Galactic dynamics and evolution
The Universe is in motion. We may not notice as we gaze upon the night sky, but on large timescales galaxies orbit one another and merge with one another. Astronomers simulate these processes in order to understand them better.
The VINTERGATAN simulation
Researchers include: Oscar Agertz, Florent Renaud, Santi Roca Fàbrega, Corentin Cadiou, Alvaro Segovia Otero
Spectroscopic surveys of the Milky Way's stars have revealed spatial, chemical and kinematical structures that encode its history. To understand the origins of these trends, we have carried out and dissected a new high resolution cosmological of a Milky Way-like galaxy, VINTERGATAN (Vintergatan is the Swedish word for Milky Way, literally The Winter Street).
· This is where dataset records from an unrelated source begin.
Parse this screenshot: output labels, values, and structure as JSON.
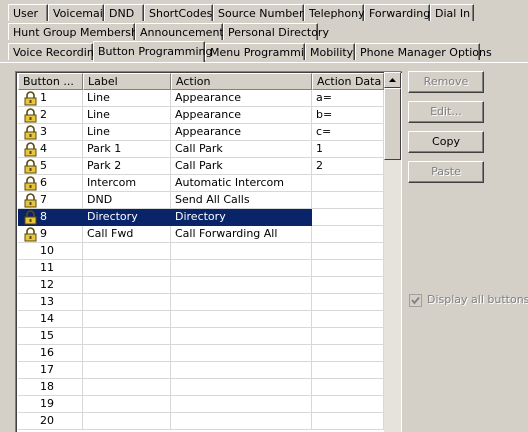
{
  "tabs": {
    "row1": [
      "User",
      "Voicemail",
      "DND",
      "ShortCodes",
      "Source Numbers",
      "Telephony",
      "Forwarding",
      "Dial In"
    ],
    "row2": [
      "Hunt Group Membership",
      "Announcements",
      "Personal Directory"
    ],
    "row3": [
      "Voice Recording",
      "Button Programming",
      "Menu Programming",
      "Mobility",
      "Phone Manager Options"
    ],
    "active": "Button Programming"
  },
  "grid": {
    "columns": [
      "Button ...",
      "Label",
      "Action",
      "Action Data"
    ],
    "rows": [
      {
        "button": "1",
        "label": "Line",
        "action": "Appearance",
        "data": "a=",
        "icon": "lock-icon"
      },
      {
        "button": "2",
        "label": "Line",
        "action": "Appearance",
        "data": "b=",
        "icon": "lock-icon"
      },
      {
        "button": "3",
        "label": "Line",
        "action": "Appearance",
        "data": "c=",
        "icon": "lock-icon"
      },
      {
        "button": "4",
        "label": "Park 1",
        "action": "Call Park",
        "data": "1",
        "icon": "lock-icon"
      },
      {
        "button": "5",
        "label": "Park 2",
        "action": "Call Park",
        "data": "2",
        "icon": "lock-icon"
      },
      {
        "button": "6",
        "label": "Intercom",
        "action": "Automatic Intercom",
        "data": "",
        "icon": "lock-icon"
      },
      {
        "button": "7",
        "label": "DND",
        "action": "Send All Calls",
        "data": "",
        "icon": "lock-icon"
      },
      {
        "button": "8",
        "label": "Directory",
        "action": "Directory",
        "data": "",
        "icon": "lock-icon",
        "selected": true
      },
      {
        "button": "9",
        "label": "Call Fwd",
        "action": "Call Forwarding All",
        "data": "",
        "icon": "lock-icon"
      },
      {
        "button": "10",
        "label": "",
        "action": "",
        "data": ""
      },
      {
        "button": "11",
        "label": "",
        "action": "",
        "data": ""
      },
      {
        "button": "12",
        "label": "",
        "action": "",
        "data": ""
      },
      {
        "button": "13",
        "label": "",
        "action": "",
        "data": ""
      },
      {
        "button": "14",
        "label": "",
        "action": "",
        "data": ""
      },
      {
        "button": "15",
        "label": "",
        "action": "",
        "data": ""
      },
      {
        "button": "16",
        "label": "",
        "action": "",
        "data": ""
      },
      {
        "button": "17",
        "label": "",
        "action": "",
        "data": ""
      },
      {
        "button": "18",
        "label": "",
        "action": "",
        "data": ""
      },
      {
        "button": "19",
        "label": "",
        "action": "",
        "data": ""
      },
      {
        "button": "20",
        "label": "",
        "action": "",
        "data": ""
      }
    ]
  },
  "buttons": {
    "remove": {
      "label": "Remove",
      "enabled": false
    },
    "edit": {
      "label": "Edit...",
      "enabled": false
    },
    "copy": {
      "label": "Copy",
      "enabled": true
    },
    "paste": {
      "label": "Paste",
      "enabled": false
    }
  },
  "display_all": {
    "label": "Display all buttons",
    "checked": true,
    "enabled": false
  },
  "colors": {
    "selection": "#0a246a",
    "face": "#d4d0c8"
  }
}
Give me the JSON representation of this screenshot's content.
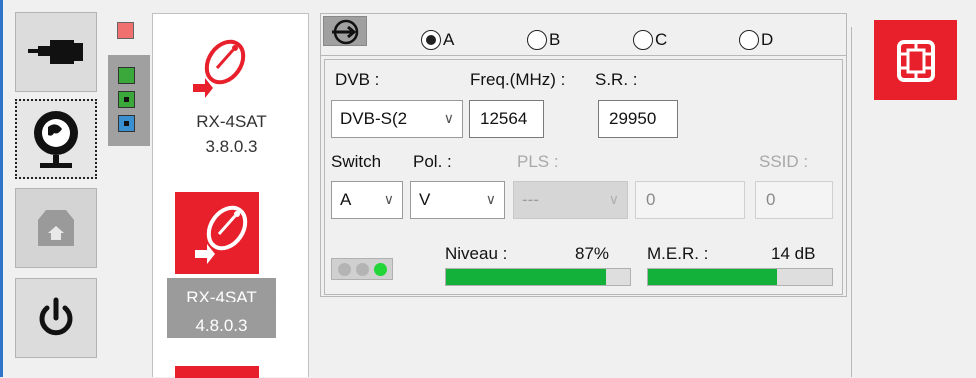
{
  "colors": {
    "accent_red": "#e8202c",
    "signal_green": "#13b13a",
    "sidebar_blue": "#2e74c9"
  },
  "toolbar": {
    "buttons": [
      {
        "icon": "usb-plug-icon"
      },
      {
        "icon": "satellite-dish-globe-icon"
      },
      {
        "icon": "home-box-icon"
      },
      {
        "icon": "power-icon"
      }
    ]
  },
  "devices": [
    {
      "name": "RX-4SAT",
      "version": "3.8.0.3",
      "selected": false
    },
    {
      "name": "RX-4SAT",
      "version": "4.8.0.3",
      "selected": true
    }
  ],
  "inputs": {
    "options": [
      "A",
      "B",
      "C",
      "D"
    ],
    "selected": "A"
  },
  "tuner": {
    "dvb_label": "DVB :",
    "dvb_value": "DVB-S(2",
    "freq_label": "Freq.(MHz) :",
    "freq_value": "12564",
    "sr_label": "S.R. :",
    "sr_value": "29950",
    "switch_label": "Switch",
    "switch_value": "A",
    "pol_label": "Pol. :",
    "pol_value": "V",
    "pls_label": "PLS :",
    "pls_mode": "---",
    "pls_value": "0",
    "ssid_label": "SSID :",
    "ssid_value": "0"
  },
  "signal": {
    "niveau_label": "Niveau :",
    "niveau_value": "87%",
    "niveau_fraction": 0.87,
    "mer_label": "M.E.R. :",
    "mer_value": "14 dB",
    "mer_fraction": 0.7
  }
}
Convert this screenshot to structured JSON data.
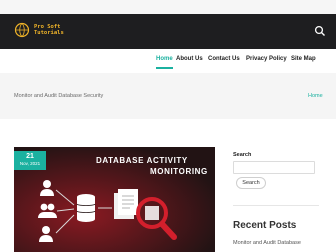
{
  "brand": {
    "logo_line1": "Pro Soft",
    "logo_line2": "Tutorials"
  },
  "nav": {
    "items": [
      {
        "label": "Home",
        "active": true
      },
      {
        "label": "About Us"
      },
      {
        "label": "Contact Us"
      },
      {
        "label": "Privacy Policy"
      },
      {
        "label": "Site Map"
      }
    ]
  },
  "banner": {
    "title": "Monitor and Audit Database Security",
    "crumb": "Home"
  },
  "post": {
    "date_day": "21",
    "date_month": "Nov, 2021",
    "image_text_line1": "DATABASE ACTIVITY",
    "image_text_line2": "MONITORING"
  },
  "sidebar": {
    "search_label": "Search",
    "search_value": "",
    "search_button": "Search",
    "recent_heading": "Recent Posts",
    "recent_first": "Monitor and Audit Database"
  },
  "colors": {
    "accent": "#1bb1a0",
    "topbar": "#1e1e20",
    "logo": "#f0b429",
    "image_bg": "#221314"
  },
  "icons": [
    "globe-logo-icon",
    "search-icon",
    "magnifier-icon",
    "user-icon",
    "database-icon",
    "document-icon"
  ]
}
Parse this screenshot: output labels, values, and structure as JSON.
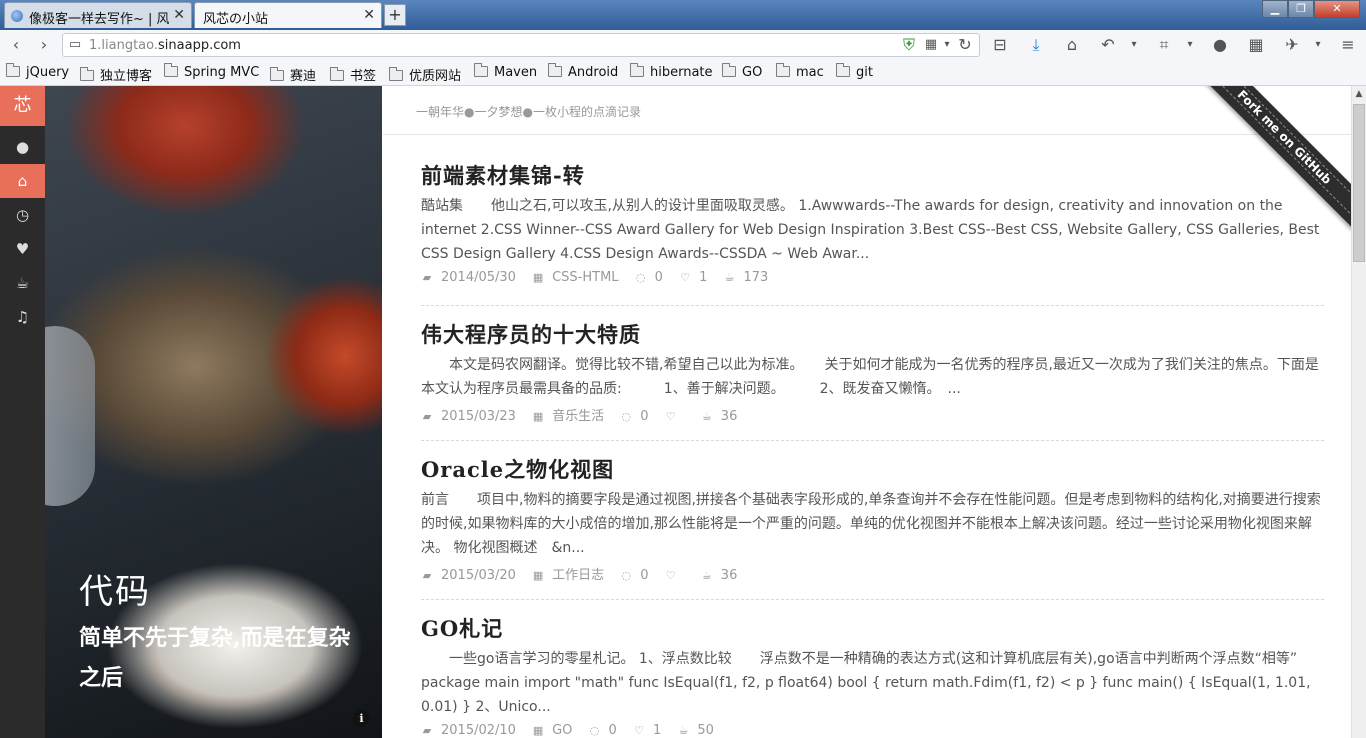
{
  "browser": {
    "tabs": [
      {
        "label": "像极客一样去写作~ | 风...",
        "active": false
      },
      {
        "label": "风芯の小站",
        "active": true
      }
    ],
    "new_tab": "+",
    "url_prefix": "1.liangtao.",
    "url_domain": "sinaapp.com",
    "bookmarks": [
      "jQuery",
      "独立博客",
      "Spring MVC",
      "赛迪",
      "书签",
      "优质网站",
      "Maven",
      "Android",
      "hibernate",
      "GO",
      "mac",
      "git"
    ]
  },
  "sidebar": {
    "logo": "芯",
    "icons": [
      "user-icon",
      "home-icon",
      "clock-icon",
      "heart-icon",
      "coffee-icon",
      "music-icon"
    ]
  },
  "hero": {
    "title": "代码",
    "subtitle": "简单不先于复杂,而是在复杂之后",
    "info": "i"
  },
  "header": {
    "tagline": "一朝年华●一夕梦想●一枚小程的点滴记录",
    "ribbon": "Fork me on GitHub"
  },
  "posts": [
    {
      "title": "前端素材集锦-转",
      "excerpt": "酷站集　　他山之石,可以攻玉,从别人的设计里面吸取灵感。 1.Awwwards--The awards for design, creativity and innovation on the internet 2.CSS Winner--CSS Award Gallery for Web Design Inspiration 3.Best CSS--Best CSS, Website Gallery, CSS Galleries, Best CSS Design Gallery 4.CSS Design Awards--CSSDA ~ Web Awar...",
      "date": "2014/05/30",
      "category": "CSS-HTML",
      "comments": "0",
      "likes": "1",
      "views": "173"
    },
    {
      "title": "伟大程序员的十大特质",
      "excerpt": "　　本文是码农网翻译。觉得比较不错,希望自己以此为标准。　　关于如何才能成为一名优秀的程序员,最近又一次成为了我们关注的焦点。下面是本文认为程序员最需具备的品质:　　　1、善于解决问题。　　　2、既发奋又懒惰。　...",
      "date": "2015/03/23",
      "category": "音乐生活",
      "comments": "0",
      "likes": "",
      "views": "36"
    },
    {
      "title": "Oracle之物化视图",
      "excerpt": "前言　　项目中,物料的摘要字段是通过视图,拼接各个基础表字段形成的,单条查询并不会存在性能问题。但是考虑到物料的结构化,对摘要进行搜索的时候,如果物料库的大小成倍的增加,那么性能将是一个严重的问题。单纯的优化视图并不能根本上解决该问题。经过一些讨论采用物化视图来解决。 物化视图概述　&n...",
      "date": "2015/03/20",
      "category": "工作日志",
      "comments": "0",
      "likes": "",
      "views": "36"
    },
    {
      "title": "GO札记",
      "excerpt": "　　一些go语言学习的零星札记。 1、浮点数比较　　浮点数不是一种精确的表达方式(这和计算机底层有关),go语言中判断两个浮点数“相等” package main import \"math\" func IsEqual(f1, f2, p float64) bool { return math.Fdim(f1, f2) < p } func main() { IsEqual(1, 1.01, 0.01) } 2、Unico...",
      "date": "2015/02/10",
      "category": "GO",
      "comments": "0",
      "likes": "1",
      "views": "50"
    }
  ]
}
Simulation details and results in:
- Agertz et al. (2020): VINTERGATAN I: The origins of chemically, kinematically and structurally distinct discs in a simulated Milky Way-mass galaxy
- Renaud et al. (2020): VINTERGATAN II: the history of the Milky Way told by its mergers
- Renaud et al. (2020): VINTERGATAN III: how to reset the metallicity of the Milky Way
- Segovia Otero et al. (2022): VINTERGATAN IV: Cosmic phases of star formation in Milky Way-like galaxies
Dynamical modelling of galaxies
Researchers include: Paul McMillan, Simon Alinder, David Hobbs
Stars orbit in galaxies like the Milky Way under the influence of its gravitational field, which is produced by its stars, gas and dark matter. To understand how these all work together, and how influences like spiral arms alter the orbits, we use sophisticated modelling techniques, including ones based on action-angle coordinates. We use these to understand data from large surveys of the Milky Way, like Gaia and 4MOST.
Some recent publications include:
“Radial migration and vertical action in N-body simulations” - Mikkola, McMillan & Hobbs (2020)
“The mass distribution and gravitational potential of the Milky Way” - McMillan (2017)